We cloned BjHMA4 from Brassica juncea, and quantitative real-time PCR analysis revealed that BjHMA4 was upregulated by Zn and Cd in the roots, stems and leaves. Overexpression of BjHMA4 dramatically affects Zn/Cd distribution in rice and wheat seedlings. Interestingly, BjHMA4 contains a repeat region named BjHMA4R within the C-terminal region; this repeat region is not far from the last transmembrane domain. We further characterized the detailed function of BjHMA4R via yeast and E. coli experiments. Notably, BjHMA4R greatly and specifically improved Cd tolerance, and BjHMA4R transformants both grew on solid media that contained 500 μM CdCl2 and presented improved Cd accumulation (approximately twice that of wild-type [WT] strains). Additionally, visualization via fluorescence microscopy indicated that BjHMA4R clearly localizes in the cytosol of yeast. Overall, these findings suggest that BjHMA4R specifically improves Cd tolerance and Cd accumulation in yeast by specifically binding Cd2+ in the cytosol under low heavy metal concentrations. Moreover, similar results in E. coli experiments corroborate this postulation.

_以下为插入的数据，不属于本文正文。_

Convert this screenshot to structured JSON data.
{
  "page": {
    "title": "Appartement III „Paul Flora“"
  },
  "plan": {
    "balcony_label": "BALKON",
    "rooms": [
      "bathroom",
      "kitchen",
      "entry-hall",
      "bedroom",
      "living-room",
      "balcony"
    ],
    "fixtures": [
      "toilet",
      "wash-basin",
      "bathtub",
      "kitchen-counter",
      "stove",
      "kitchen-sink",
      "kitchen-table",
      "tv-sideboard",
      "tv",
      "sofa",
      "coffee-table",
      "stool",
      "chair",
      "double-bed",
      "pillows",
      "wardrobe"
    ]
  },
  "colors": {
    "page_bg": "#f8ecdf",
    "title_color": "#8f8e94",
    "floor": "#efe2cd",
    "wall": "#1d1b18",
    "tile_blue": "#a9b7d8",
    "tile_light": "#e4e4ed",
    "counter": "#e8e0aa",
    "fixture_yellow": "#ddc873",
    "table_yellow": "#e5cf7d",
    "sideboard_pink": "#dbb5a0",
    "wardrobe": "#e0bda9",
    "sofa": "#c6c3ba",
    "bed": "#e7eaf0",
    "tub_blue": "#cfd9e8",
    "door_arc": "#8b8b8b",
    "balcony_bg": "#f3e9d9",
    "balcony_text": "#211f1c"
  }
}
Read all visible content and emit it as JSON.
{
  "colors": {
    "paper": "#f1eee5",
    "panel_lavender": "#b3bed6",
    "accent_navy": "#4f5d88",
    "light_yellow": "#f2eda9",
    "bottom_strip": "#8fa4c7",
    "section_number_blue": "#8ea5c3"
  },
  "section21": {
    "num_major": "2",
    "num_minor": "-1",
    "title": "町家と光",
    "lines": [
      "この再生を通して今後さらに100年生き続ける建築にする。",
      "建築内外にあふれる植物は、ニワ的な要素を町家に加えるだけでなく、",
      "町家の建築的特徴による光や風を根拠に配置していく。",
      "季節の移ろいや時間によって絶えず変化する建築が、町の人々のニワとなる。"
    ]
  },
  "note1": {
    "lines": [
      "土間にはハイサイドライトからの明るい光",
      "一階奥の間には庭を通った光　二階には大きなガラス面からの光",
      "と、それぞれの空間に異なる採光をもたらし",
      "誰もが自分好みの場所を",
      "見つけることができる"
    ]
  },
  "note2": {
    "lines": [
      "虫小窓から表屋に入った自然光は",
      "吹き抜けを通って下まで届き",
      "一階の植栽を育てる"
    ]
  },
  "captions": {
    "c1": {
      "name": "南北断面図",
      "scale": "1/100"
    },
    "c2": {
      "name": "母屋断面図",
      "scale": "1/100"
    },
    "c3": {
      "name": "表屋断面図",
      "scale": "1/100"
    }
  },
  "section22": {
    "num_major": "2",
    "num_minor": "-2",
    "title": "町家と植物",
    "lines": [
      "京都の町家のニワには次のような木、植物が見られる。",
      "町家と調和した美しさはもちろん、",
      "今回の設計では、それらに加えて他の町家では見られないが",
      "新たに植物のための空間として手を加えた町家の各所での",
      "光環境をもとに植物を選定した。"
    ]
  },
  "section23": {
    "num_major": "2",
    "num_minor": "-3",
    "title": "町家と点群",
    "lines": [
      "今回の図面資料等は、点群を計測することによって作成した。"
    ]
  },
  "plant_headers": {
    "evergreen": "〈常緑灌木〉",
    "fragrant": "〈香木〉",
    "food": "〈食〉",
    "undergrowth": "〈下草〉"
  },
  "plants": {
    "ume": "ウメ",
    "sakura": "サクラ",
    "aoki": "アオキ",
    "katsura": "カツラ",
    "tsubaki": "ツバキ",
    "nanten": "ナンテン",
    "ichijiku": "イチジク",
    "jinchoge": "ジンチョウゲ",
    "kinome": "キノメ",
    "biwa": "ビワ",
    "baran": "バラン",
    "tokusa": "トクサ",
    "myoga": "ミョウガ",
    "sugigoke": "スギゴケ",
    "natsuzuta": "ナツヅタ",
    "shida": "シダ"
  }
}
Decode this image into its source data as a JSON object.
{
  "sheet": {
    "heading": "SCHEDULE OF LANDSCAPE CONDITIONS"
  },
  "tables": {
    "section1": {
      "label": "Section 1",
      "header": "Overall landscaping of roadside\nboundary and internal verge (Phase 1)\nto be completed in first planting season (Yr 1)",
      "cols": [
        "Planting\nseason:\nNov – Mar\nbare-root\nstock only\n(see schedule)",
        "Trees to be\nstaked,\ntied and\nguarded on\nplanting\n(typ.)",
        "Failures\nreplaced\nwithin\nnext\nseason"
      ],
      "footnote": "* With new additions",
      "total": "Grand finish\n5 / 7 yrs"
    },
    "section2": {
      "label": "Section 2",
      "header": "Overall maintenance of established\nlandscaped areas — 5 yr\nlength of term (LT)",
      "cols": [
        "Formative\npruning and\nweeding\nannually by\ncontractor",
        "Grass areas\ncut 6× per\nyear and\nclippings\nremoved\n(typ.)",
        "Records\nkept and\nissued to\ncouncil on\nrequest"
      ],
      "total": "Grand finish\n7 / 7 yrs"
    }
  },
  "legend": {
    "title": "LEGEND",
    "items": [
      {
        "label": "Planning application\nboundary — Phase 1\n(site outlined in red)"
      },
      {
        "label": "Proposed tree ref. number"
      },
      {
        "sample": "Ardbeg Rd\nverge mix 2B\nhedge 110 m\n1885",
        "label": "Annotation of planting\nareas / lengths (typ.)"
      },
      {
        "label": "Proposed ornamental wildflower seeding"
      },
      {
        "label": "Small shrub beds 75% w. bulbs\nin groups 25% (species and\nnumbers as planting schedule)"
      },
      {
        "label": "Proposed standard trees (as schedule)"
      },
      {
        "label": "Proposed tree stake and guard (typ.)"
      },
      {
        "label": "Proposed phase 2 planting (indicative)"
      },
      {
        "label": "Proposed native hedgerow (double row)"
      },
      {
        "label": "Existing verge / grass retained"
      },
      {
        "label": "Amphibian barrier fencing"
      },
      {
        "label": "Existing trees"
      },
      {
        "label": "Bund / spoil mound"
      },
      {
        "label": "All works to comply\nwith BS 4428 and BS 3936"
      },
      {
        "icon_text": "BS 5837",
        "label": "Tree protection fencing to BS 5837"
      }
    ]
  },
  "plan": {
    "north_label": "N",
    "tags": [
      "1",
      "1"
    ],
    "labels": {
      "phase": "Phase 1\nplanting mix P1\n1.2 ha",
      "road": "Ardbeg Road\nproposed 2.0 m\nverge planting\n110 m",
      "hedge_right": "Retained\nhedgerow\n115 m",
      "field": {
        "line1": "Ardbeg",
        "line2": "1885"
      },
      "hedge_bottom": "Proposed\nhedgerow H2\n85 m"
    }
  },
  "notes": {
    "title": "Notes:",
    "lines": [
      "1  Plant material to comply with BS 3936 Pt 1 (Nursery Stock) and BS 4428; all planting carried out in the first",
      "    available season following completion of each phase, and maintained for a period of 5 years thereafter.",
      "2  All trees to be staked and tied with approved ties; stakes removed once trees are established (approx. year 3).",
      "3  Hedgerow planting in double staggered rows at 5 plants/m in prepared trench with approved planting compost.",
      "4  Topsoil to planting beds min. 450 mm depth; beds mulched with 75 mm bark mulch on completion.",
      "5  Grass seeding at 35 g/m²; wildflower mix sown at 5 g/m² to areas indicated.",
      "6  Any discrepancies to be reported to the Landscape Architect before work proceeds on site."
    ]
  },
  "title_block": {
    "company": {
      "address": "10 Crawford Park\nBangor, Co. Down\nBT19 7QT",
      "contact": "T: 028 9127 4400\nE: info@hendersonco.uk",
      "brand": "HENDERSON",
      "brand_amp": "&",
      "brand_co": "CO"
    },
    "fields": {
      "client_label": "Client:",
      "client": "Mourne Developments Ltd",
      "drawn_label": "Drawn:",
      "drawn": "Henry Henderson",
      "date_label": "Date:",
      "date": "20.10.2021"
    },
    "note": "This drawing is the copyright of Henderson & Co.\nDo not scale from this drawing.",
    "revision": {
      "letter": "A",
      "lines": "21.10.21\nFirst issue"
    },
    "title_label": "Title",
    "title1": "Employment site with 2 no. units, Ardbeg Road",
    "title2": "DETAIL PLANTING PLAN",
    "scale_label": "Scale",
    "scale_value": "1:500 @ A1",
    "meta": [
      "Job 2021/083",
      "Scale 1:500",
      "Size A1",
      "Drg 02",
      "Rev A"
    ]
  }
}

BjHMA4R can specifically bind Cd2+ in the cytosol, thereby substantially and specifically improving Cd tolerance and accumulation under low heavy metal concentrations.
中文摘要(谷歌机翻)
HMA4转运蛋白参与二价重金属(Cd,Zn,Pb [铅]和Co [钴])的转运和结合。通常,作为外排泵,HMA4转运蛋白可以增加酵母和大肠杆菌的重金属耐受性。另外的研究表明,HMA4的C末端含有重金属结合结构域,并且酵母中来自该C末端结构域的一部分肽的异源表达提供了高水平的Cd耐受性和Cd超积累。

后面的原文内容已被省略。